Allowing Remediation Owner users to create their own custom VUL Remediation Tasks

Joe Kline · ‎11-28-2023

Hey everybody.

We are investigating the best way to allow a user with the Remediation Owner role to be able to create a custom Remediation Task without just opening everything up and giving everybody the write_all role. Based on the ACLs and UI Button conditions, it seems that is what is required for the "New" button to be available out on the Remediation Task list view.

Does anybody out there do this kind of thing, and if so what was the choice of actions and direction taken to implement?

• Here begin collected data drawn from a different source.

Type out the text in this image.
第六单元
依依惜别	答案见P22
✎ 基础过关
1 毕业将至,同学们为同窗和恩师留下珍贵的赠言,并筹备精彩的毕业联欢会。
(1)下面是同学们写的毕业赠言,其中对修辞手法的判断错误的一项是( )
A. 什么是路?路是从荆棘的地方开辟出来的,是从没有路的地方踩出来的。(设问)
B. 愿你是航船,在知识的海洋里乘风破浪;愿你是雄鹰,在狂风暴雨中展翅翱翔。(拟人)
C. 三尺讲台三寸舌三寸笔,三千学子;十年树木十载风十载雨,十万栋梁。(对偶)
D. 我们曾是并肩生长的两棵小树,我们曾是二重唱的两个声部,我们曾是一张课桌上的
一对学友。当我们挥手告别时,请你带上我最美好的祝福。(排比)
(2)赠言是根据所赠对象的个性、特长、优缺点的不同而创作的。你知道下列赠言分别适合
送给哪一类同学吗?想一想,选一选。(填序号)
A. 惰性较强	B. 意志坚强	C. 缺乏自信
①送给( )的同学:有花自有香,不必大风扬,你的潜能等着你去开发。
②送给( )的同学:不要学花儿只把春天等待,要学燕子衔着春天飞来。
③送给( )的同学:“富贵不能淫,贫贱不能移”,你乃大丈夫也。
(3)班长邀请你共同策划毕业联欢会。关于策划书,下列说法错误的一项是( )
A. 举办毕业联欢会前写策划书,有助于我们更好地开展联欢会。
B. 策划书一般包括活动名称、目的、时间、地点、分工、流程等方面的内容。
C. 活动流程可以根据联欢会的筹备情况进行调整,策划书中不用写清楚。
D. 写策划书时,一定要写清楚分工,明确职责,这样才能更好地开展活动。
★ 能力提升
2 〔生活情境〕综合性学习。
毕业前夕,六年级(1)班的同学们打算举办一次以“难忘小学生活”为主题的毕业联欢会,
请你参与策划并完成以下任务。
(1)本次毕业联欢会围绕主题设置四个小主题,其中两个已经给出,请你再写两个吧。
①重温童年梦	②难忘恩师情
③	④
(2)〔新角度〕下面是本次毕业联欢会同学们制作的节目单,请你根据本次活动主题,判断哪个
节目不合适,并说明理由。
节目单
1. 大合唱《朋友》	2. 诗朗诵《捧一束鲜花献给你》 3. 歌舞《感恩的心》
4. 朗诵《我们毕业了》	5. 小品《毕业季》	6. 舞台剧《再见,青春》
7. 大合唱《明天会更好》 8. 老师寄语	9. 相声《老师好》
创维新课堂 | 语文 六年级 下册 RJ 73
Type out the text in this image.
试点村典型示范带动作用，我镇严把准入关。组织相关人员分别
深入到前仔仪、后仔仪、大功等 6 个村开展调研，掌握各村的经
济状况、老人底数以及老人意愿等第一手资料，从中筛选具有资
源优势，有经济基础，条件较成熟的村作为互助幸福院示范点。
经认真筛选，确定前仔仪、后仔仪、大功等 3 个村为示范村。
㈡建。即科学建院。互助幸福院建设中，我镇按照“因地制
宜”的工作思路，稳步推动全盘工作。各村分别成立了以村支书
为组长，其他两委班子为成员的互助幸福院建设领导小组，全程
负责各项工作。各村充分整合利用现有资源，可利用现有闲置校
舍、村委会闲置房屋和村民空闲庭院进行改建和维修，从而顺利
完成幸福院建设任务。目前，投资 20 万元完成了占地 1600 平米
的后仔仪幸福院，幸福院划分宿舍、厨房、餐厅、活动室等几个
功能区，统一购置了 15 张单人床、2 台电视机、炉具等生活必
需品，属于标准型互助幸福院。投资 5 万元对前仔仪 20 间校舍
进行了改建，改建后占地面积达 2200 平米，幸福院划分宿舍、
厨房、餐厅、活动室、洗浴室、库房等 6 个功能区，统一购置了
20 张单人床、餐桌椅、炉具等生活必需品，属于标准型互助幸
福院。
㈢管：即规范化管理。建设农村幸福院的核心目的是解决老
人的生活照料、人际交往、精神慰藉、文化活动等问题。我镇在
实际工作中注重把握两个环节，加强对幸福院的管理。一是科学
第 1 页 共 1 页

Thanks, in advance, for all input and dialog.

Joe Kline · ‎11-28-2023

Yes, we have the Assigned to Me and Assigned to My Groups module links visible to Remediation Owners in both Vulnerable Items and Remediation Tasks - we will add this to our investigation for sure. Thanks for the hidden tidbit, Andy.

paul_gerigk · ‎11-29-2023

I dont think its a good idea to allow remediation owners creation own VUL Remediation Tasks.
Reason: Remediation Owners getting in addition access to Vulnerable Items when there are assigned to (meaning assigned_to field) a remediation tasks, even when not assigned to vulnerable items. So every Remediation Owner could then grant himself access to all Vulnerable Items in the system.
Better way is to identify needs for Remediation Tasks with VUL Analysts and let them create those tasks and/or Watch Topic -> Remediation Efforts -> Remediation Tasks.

Joe Kline · ‎11-29-2023

Thanks, Paul. This too is a valid idea and thought. Rather than open access to MANY remediation owners, just increase the number of people involved in reacting to the requests (help eliminate our team as the bottleneck) and result in no changes/technical debt at all. Appreciate the suggestion!